Por: Edier Mendoza Vanegas
26 de abril de 2025
En tiempos de confusión ética, relativismo moral e inestabilidad institucional, urge regresar a las ideas conservadoras. No al conservatismo partidista como simple maquinaria electoral, sino a su raíz filosófica y moral: una visión del mundo anclada en la dignidad de la vida, la centralidad de la familia y el valor de la libertad responsable.
Esta propuesta no pretende imponer un credo, sino recordar que los principios cristianos —el respeto por la vida desde la concepción, la defensa del matrimonio natural, el pudor, el trabajo honesto y la fe— fueron por décadas el fundamento silencioso de la cohesión social. Hoy, muchos de esos pilares están bajo ataque, y el resultado es una sociedad fragmentada, hipersexualizada y cada vez más hostil a la virtud.

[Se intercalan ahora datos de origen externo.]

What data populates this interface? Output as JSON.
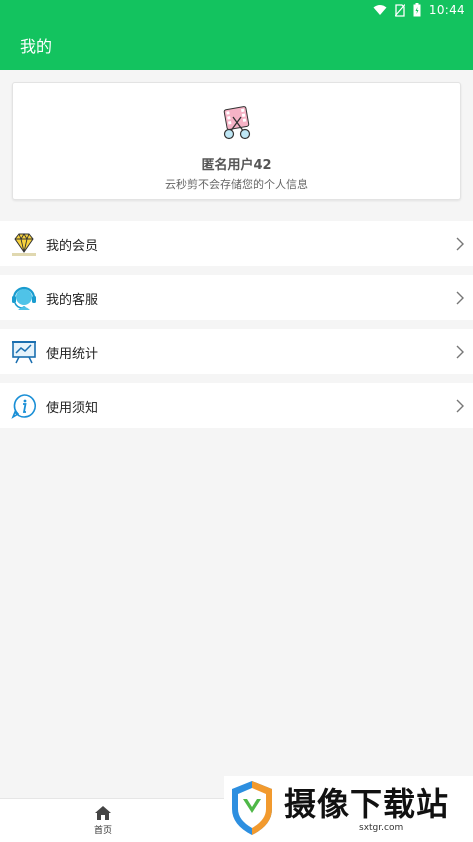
{
  "status_bar": {
    "time": "10:44"
  },
  "app_bar": {
    "title": "我的"
  },
  "profile": {
    "username": "匿名用户42",
    "privacy_note": "云秒剪不会存储您的个人信息"
  },
  "menu": {
    "items": [
      {
        "label": "我的会员",
        "icon": "diamond-icon"
      },
      {
        "label": "我的客服",
        "icon": "headset-icon"
      },
      {
        "label": "使用统计",
        "icon": "chart-board-icon"
      },
      {
        "label": "使用须知",
        "icon": "info-icon"
      }
    ]
  },
  "bottom_nav": {
    "home_label": "首页"
  },
  "watermark": {
    "text": "摄像下载站",
    "domain": "sxtgr.com"
  },
  "colors": {
    "accent": "#13c35f",
    "background": "#f5f5f5"
  }
}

Volver a las ideas conservadoras es, en esencia, reivindicar los postulados de Álvaro Gómez Hurtado: un conservadurismo de corte libertario que reconoce la autonomía del individuo, pero siempre en armonía con una ética superior. También es reconocer el legado de Edmund Burke, quien defendió una sociedad ordenada, prudente, respetuosa de sus instituciones y consciente de los límites del poder humano. Es también recuperar una estética de pudor y dignidad, donde el vestir de una mujer reflejaba decoro sin llegar al extremo de parecer una monja. Que puedan verse bonitas, arregladas, pero sin necesidad de mostrar su cuerpo.
Vivimos una época donde todo ha sido sexualizado. El derecho a la vida, desde la concepción, no debería admitir excusas. Ese discurso de las "tres causales" del aborto es inaceptable:
Una violación.
El peligro de muerte para la madre.
Que el bebé nazca con malformaciones o defectos.
Abren la puerta a una deshumanización preocupante. El valor de la vida no puede depender de circunstancias. Acabar con una vida por nacer por considerarla “imperfecta” es una postura que recuerda los peores momentos del totalitarismo del siglo XX. Lo mismo ocurre con la eutanasia: es necesario apelar a la esperanza, la ciencia y la fe, no a la eliminación del sufriente.
También es hora de mirar hacia el campo. El país necesita una política agraria basada en la protección de la propiedad privada, la promoción de la agroindustria y la seguridad rural. No es viable hablar de seguridad alimentaria sin combatir frontalmente la violencia de grupos armados que hoy amenazan nuevamente al campesinado. Sin orden, no hay desarrollo.
En el plano internacional, el Tratado de Escazú y otros instrumentos globalistas deben irse a la basura. No se puede permitir que agendas externas —como la ideología de género promovida por la ONU— interfieran en nuestra educación. Es hora de reivindicar valores como la virginidad antes del matrimonio, la decencia en el vestir y el respeto por la diferencia, sin caer en discursos impuestos.
El conservadurismo no debe temer a la economía abierta. Necesitamos promover la libre competencia, facilitar la inversión extranjera, y explotar nuestros recursos naturales —petróleo, minería, fracking— de manera responsable, pero sin dogmas ambientales que impidan el progreso nacional.
Regresar a las ideas conservadoras no es retroceder: es reencontrarse con un camino de orden, libertad y trascendencia que ofrece una respuesta firme ante el relativismo y la crisis civilizatoria de nuestro tiempo.